1 From the “Basis of the Social Concept of the Russian Orthodox Church” a document issued in 2000 by the council of Russian Bishops. Accessed at http://incommunion.org/articles/the-orthodox-church-and-society/iii on November 13, 2007.
2 Dn. Andrey Kuraev, Protestantam o Pravoslavii (Moskva: Svato-Tritzkoї Sergievoї Lavry, 1997), 60.
3 Donald Fairbairn, Eastern Orthodoxy Through Western Eyes (Westminster John Knox, 2002). See the introductory chapter.
4 Filioque, literally, “and the Son,” refers to the Trinitarian source of the sending of the Holy Spirit. The Nicene Creed left the matter of the Spirit’s sending to the Father. The Spirit’s sending from the Father “and the Son” first was added to the Creed in 589 in the Spanish city of Toledo. Although Scripture clearly speaks of Jesus’ sending of the Spirit (John 15:26), the Orthodox qualify the Son’s role to one of agency. The Spirit is from the Father through the Son.

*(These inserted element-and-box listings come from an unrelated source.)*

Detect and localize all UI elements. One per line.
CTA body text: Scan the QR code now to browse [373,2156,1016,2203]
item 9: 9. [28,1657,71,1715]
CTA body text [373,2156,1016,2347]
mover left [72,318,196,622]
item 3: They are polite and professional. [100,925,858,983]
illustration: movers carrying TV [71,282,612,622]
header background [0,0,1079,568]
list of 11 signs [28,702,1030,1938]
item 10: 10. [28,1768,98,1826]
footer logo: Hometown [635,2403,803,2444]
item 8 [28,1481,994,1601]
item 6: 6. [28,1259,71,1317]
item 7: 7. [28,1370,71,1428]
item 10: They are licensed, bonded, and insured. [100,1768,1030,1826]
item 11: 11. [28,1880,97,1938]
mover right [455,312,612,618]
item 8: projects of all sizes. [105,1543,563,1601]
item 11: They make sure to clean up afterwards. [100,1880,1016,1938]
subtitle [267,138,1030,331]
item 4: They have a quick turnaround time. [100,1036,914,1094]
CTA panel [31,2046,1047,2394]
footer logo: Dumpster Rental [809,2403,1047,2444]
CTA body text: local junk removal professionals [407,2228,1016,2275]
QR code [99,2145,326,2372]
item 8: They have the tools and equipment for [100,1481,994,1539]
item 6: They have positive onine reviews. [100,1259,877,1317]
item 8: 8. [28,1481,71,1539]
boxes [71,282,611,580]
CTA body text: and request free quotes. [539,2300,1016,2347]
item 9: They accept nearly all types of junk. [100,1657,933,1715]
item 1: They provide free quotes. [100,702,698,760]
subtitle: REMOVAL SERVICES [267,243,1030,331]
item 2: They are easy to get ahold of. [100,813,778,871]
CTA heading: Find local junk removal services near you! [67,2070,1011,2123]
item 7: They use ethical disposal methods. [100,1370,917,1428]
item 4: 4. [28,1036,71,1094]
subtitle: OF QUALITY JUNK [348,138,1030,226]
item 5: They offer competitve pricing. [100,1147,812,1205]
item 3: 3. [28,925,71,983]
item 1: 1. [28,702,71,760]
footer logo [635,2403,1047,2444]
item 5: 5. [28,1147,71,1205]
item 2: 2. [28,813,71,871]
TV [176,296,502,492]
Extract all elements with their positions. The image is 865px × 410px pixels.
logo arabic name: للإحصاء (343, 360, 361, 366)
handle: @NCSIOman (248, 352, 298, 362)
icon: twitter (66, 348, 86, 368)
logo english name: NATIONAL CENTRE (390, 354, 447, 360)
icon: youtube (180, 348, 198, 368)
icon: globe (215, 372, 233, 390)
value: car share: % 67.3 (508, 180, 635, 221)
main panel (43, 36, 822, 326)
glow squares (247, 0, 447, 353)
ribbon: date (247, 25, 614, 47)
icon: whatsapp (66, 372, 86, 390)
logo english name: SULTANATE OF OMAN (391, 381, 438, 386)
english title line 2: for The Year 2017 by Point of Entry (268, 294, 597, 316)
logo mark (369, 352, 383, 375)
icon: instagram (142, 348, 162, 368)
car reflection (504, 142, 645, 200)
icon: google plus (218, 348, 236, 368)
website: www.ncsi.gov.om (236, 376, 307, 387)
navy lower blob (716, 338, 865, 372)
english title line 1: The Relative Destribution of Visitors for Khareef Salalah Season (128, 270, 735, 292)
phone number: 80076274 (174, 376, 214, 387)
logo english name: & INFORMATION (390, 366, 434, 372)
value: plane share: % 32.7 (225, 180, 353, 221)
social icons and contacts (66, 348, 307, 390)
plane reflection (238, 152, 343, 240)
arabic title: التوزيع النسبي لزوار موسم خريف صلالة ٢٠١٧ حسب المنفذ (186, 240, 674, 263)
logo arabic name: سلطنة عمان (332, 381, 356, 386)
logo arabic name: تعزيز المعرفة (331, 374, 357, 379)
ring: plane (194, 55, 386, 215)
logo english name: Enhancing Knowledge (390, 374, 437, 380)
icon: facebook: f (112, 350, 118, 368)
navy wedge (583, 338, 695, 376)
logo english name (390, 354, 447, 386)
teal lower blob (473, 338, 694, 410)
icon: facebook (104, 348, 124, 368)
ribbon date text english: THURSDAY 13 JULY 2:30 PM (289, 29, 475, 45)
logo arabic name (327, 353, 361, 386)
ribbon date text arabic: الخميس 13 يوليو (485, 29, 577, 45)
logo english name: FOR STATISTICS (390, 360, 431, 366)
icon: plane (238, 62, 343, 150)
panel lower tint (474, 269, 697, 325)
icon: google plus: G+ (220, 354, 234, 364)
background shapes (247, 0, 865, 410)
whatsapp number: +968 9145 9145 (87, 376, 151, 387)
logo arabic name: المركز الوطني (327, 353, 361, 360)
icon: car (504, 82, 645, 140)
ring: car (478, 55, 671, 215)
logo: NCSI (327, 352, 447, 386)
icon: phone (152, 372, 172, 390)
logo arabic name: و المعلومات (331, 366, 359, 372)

Saying the Spirit is from the Father and the Son robs the Father of his uniqueness in the Trinitarian relationship.
5 Grant Osborne’s assessment in his massive commentary, Revelation (Baker, 2002), 12.
6 John Breck, Scripture in Tradition: The Bible and Its Interpretation in the Orthodox Church (St. Vladimir’s Seminary Press, 2001), 15.
7 Sergius Bulgakov, The Orthodox Church (St. Vladimir’s Seminary Press, 1988), 116. Church historian J. N. D. Kelly, says that prior to the fifth century there is no written evidence that believers prayed to Mary or believed in her capacity to defend or help Christians (Kelly, Early Christian Doctrines, rev. ed. [HarperCollins, 1989], 491).
8 For expressions of the Orthodox views of the material and formal insufficiency of Scripture, see, for example, John Whiteford, “Sola Scriptura: In the Vanity of Their Minds,” (www.fatheralexander.org/booklets/english/sola_scriptura_john_whiteford.htm), accessed November 9, 2007.
9 Jaroslav Pelikan, The Christian Tradition, vol. 1: The Emergence of the Catholic Tradition (100-600) (University of Chicago Press, 1971) 26.
10 Donald Fairbairn has a good discussion of the significance of the past tense in an unpublished paper, “A Summary of Eastern Orthodox Thought,” March 1993, pp. 6-8.
11 N. T. Wright, “Justification: The Biblical Basis and Its Relevance for Contemporary Evangelicalism,” in The Great Acquittal: Justification by Faith and Current Christian Thought, ed. G. Reid (Collins, 1982), 31.